Tuesday, March 9, 2010

How do you write?

A Pulitzer Prize winner once told me that he hates writing. He does, however, love having written. I’m trying to tell this to 25 Kindergarteners. An hour earlier, while driving my son to school, he tells me writing stories is not what Community Helpers do. Community Helpers, like the ones lined up to speak to all the Kindergarteners at his school this week, do things like put out fires and make sick children feel better and, you know, talk on TV.


I say, “People pay me to write stories for them. This gives us money to buy your lunches and your HotWheels.” He says, “Oh.”

But I am here, with a short stack of books and magazines under my arm, staring at 25 pairs of impatient eyes who would rather I read to them than talk about what I do. I hold up Kate McMullan's book, “I Stink.” She was at the school last week and the kids adored her. Truman says, “She looks like Grandma, but she’s only 29!” Only 29, and already a popular author. What have I done with my life?

I don’t write stories 6-year-olds would find entertaining. I write about sudden and unintentional acceleration. I tell stories about people who had reactions to medications that left them jerking out of control. I write about women who sue birth control pill makers for blood clots and strokes.

And sometimes I write about my son.

“How do you write?” This question comes after a lengthy pause from one of my son’s favorite friends, who had his arm waving in the air from the moment I started speaking. I want to tell him that sometimes it’s easy. That the words spill out of me when I’m trying to sleep or make breakfast for my son. That sometimes I have to run to the computer to get it all out before the words fall on the floor and disappear forever. And this is when writing is a joy.

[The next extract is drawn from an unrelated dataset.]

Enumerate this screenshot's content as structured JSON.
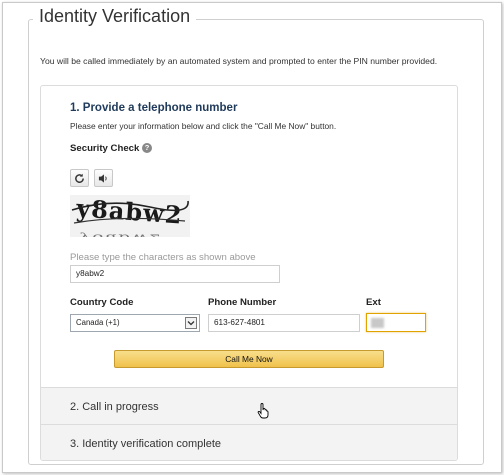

But sometimes my mind is silent, and I have to listen for the whispers. I have to coax the words to come, like I did when Coco was a scared kitten, hiding in the bushes where she was tossed by someone who didn’t want her. Sometimes they stay hidden, and I have to leave them be until they are ready to be heard.

But instead I look across the room at the little heads before me, futures of promise brimming just underneath their soft hair. “How do I write?" I say. "Why, I type on the computer.”